I tried the horizontal card cut that Marty suggested. It is a little cooler this morning and the breeze picked up. Notice the dancing flowers and the small wagon wheel. It is sitting in a rocking chair that is why it is moving.


----------



## treefork (Feb 1, 2010)

Congratulations Roger ! Now you're having fun . :bouncy: The videos are looking good with the camera position . Feels awesome ! Doesn't it .


----------



## Wingshooter (Dec 24, 2009)

treefork said:


> Congratulations Roger ! Now you're having fun . :bouncy: The videos are looking good with the camera position . Feels awesome ! Doesn't it .


Thanks Marty using the camera like that sure makes it simple.
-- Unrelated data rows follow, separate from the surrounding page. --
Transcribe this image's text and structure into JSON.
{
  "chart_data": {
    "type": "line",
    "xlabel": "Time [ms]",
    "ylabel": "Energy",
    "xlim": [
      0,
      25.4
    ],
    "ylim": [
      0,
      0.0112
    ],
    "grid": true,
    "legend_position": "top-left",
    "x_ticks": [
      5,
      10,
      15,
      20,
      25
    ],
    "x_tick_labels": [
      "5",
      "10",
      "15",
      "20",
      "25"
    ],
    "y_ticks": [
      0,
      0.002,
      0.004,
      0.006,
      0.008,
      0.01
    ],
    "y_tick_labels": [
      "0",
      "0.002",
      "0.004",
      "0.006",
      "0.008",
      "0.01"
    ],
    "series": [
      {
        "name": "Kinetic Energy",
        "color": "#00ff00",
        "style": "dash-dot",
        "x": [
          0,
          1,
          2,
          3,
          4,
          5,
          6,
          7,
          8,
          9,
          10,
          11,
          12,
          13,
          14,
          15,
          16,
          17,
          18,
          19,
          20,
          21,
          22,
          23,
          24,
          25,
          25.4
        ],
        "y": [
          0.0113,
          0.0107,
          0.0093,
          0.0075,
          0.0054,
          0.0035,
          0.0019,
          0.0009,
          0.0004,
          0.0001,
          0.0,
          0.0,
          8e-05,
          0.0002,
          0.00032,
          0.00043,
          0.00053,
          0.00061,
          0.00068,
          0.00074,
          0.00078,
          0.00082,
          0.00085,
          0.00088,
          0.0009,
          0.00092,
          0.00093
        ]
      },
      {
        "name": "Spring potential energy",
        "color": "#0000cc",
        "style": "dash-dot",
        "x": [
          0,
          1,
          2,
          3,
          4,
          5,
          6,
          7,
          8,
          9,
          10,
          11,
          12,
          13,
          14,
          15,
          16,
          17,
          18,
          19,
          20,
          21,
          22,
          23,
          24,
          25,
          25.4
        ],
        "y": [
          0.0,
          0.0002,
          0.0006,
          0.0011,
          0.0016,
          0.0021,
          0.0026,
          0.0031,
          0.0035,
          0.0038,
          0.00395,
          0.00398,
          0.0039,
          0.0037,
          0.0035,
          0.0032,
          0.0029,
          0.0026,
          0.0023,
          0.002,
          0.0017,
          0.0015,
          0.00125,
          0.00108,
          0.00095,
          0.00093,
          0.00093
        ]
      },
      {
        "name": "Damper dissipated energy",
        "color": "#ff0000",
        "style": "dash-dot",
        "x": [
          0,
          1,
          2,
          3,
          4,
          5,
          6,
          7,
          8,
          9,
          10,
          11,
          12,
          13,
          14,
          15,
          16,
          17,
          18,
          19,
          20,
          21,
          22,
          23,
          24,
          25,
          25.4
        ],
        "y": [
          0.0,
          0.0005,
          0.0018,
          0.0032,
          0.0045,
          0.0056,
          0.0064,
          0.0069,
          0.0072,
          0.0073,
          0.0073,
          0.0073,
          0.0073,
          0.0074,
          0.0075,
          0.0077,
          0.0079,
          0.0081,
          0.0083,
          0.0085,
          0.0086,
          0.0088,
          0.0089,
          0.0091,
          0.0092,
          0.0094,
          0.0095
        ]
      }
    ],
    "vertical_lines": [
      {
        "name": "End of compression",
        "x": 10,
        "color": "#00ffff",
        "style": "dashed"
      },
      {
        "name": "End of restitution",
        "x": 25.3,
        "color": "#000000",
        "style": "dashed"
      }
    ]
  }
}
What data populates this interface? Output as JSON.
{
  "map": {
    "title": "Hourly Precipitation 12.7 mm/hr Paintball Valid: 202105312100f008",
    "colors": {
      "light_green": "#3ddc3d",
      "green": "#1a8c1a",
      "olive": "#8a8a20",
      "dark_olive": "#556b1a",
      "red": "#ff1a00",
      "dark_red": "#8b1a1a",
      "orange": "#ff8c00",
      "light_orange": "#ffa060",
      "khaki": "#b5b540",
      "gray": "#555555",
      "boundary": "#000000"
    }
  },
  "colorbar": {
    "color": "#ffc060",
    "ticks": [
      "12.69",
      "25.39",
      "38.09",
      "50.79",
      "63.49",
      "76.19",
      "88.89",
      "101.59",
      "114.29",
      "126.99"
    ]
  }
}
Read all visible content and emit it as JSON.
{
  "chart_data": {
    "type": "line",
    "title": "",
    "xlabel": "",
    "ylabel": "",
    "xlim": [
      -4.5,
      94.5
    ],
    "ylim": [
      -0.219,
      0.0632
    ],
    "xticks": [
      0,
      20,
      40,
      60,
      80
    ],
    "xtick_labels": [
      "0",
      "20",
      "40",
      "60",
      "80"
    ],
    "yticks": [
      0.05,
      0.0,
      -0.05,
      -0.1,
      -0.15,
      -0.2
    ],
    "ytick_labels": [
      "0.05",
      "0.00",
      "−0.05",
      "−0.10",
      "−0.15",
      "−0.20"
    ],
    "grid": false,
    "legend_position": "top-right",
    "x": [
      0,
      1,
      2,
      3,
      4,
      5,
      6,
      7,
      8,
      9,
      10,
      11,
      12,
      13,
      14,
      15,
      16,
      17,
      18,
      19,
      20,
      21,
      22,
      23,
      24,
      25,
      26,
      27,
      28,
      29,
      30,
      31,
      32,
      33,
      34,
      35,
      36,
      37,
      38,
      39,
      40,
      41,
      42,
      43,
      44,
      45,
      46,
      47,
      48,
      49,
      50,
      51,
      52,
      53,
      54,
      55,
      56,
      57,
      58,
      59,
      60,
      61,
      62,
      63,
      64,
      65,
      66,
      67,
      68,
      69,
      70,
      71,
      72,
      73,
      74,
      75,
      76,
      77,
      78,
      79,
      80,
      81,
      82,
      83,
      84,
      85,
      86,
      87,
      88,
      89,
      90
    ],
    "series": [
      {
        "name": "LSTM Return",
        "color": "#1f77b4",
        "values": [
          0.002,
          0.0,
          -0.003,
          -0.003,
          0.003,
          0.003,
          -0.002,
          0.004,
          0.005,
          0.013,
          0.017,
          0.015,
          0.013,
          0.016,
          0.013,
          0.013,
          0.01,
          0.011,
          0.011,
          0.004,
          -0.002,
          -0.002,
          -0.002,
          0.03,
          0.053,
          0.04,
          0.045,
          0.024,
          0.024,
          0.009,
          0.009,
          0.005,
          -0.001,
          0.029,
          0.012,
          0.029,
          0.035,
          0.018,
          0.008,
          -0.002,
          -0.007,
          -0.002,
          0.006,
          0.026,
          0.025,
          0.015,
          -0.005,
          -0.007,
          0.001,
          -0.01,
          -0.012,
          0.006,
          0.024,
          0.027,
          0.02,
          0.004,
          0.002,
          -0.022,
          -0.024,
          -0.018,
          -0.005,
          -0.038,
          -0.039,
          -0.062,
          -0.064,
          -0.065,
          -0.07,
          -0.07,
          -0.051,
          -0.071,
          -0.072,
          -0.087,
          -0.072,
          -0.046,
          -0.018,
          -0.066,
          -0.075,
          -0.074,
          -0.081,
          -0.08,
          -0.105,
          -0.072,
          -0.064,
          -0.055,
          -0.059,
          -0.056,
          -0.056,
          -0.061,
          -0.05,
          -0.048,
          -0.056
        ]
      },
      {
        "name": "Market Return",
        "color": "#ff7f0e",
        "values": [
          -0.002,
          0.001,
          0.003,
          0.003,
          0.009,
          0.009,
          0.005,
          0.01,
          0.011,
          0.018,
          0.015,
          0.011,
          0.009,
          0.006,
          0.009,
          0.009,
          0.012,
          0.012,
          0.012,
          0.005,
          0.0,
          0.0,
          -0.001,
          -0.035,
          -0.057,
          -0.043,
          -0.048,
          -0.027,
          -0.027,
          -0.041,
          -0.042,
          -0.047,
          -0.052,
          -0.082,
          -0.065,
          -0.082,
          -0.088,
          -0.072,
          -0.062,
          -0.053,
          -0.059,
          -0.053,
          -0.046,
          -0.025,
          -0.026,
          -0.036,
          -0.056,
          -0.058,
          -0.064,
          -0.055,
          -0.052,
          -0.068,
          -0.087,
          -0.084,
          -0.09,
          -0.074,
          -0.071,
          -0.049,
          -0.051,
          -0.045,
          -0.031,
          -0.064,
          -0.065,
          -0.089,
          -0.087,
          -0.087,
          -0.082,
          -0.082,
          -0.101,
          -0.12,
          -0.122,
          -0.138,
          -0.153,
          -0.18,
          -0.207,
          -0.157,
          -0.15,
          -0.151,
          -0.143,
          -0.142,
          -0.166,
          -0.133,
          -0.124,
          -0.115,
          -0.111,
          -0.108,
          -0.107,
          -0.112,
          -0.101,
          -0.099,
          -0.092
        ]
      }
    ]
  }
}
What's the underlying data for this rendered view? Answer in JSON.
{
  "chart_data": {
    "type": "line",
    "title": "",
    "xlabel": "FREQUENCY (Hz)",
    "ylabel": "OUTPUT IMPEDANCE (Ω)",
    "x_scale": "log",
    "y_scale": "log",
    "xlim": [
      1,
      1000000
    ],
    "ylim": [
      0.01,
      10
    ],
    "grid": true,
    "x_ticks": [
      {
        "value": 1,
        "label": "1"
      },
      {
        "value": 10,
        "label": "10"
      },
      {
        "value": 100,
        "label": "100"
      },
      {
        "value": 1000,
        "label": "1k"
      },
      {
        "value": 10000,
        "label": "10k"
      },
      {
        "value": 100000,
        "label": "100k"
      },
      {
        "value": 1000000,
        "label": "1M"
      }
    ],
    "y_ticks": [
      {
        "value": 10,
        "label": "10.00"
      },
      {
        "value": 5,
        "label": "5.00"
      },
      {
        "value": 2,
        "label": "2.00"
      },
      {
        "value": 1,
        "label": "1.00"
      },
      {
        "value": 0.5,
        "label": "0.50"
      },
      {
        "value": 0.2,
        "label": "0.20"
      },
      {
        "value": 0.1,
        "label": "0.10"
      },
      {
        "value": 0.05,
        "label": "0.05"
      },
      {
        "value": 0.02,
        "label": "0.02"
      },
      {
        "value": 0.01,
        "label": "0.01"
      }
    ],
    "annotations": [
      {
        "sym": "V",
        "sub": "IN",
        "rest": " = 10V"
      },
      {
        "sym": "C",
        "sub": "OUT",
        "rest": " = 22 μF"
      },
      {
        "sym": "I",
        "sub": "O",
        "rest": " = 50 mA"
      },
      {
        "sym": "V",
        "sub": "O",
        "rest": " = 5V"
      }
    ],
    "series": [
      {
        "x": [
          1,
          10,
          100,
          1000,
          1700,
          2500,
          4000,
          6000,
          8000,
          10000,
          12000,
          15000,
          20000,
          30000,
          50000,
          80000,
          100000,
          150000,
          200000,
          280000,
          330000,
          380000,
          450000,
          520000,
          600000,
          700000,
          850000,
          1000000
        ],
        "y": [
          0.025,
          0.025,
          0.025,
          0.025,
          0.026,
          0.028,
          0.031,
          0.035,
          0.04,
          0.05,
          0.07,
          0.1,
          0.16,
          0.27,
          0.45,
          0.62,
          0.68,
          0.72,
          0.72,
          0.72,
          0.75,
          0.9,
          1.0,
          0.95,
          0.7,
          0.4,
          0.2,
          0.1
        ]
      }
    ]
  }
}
I will have to agree that is a kick.


----------



## treefork (Feb 1, 2010)

Wingshooter said:


> treefork said:
> 
> 
> > Congratulations Roger ! Now you're having fun . :bouncy: The videos are looking good with the camera position . Feels awesome ! Doesn't it .
> ...


There is no stopping you now !!! Try every possible shot ever done .


----------



## Charles (Aug 26, 2010)

Great Zeus, Roger!!!! Once you got up on that pony, you proved you sure know how to ride it!!! That was really great shooting. No more excuses now ... you have the skills to do all of the badge shoots. I am rooting for you!

Cheers .... Charles


----------



## oldmiser (Jan 22, 2014)

that was total awesome shooting my friend...Glad some of you guys can do that...I would not be able too see the card that far...~AKAOldmiser


----------



## Alfred E.M. (Jul 5, 2014)

:bowdown: :bowdown: :bowdown:


----------



## devils son in law (Sep 2, 2014)

Boom!!!! Good shooting, my man!


----------



## Tag (Jun 11, 2014)

Awesome shooting


----------



## Blade (Jun 5, 2014)

Sweet shooting Roger. I hope to be on that level one day.



oldmiser said:


> that was total awesome shooting my friend...Glad some of you guys can do that...I would not be able too see the card that far...~AKAOldmiser


Clear outcha inbox


----------



## Volp (Aug 25, 2014)

Great shooting Roger and super video!!!

Now I need to go out to shoot!! 

Take care

Volp


----------



## Nobodo (Nov 5, 2014)

Excellent shooting, Roger, and great angle for the video!

Do you feel more accurate with the 24-50 or the 12-50, or about the same with either?


----------



## Wingshooter (Dec 24, 2009)

Nobodo said:


> Excellent shooting, Roger, and great angle for the video!
> Do you feel more accurate with the 24-50 or the 12-50, or about the same with either?


For me the 24-50 has the edge maybe it is because I shoot it the most. On the other hand maybe the reson I shoot it the most is that it is the most accurate for me.


----------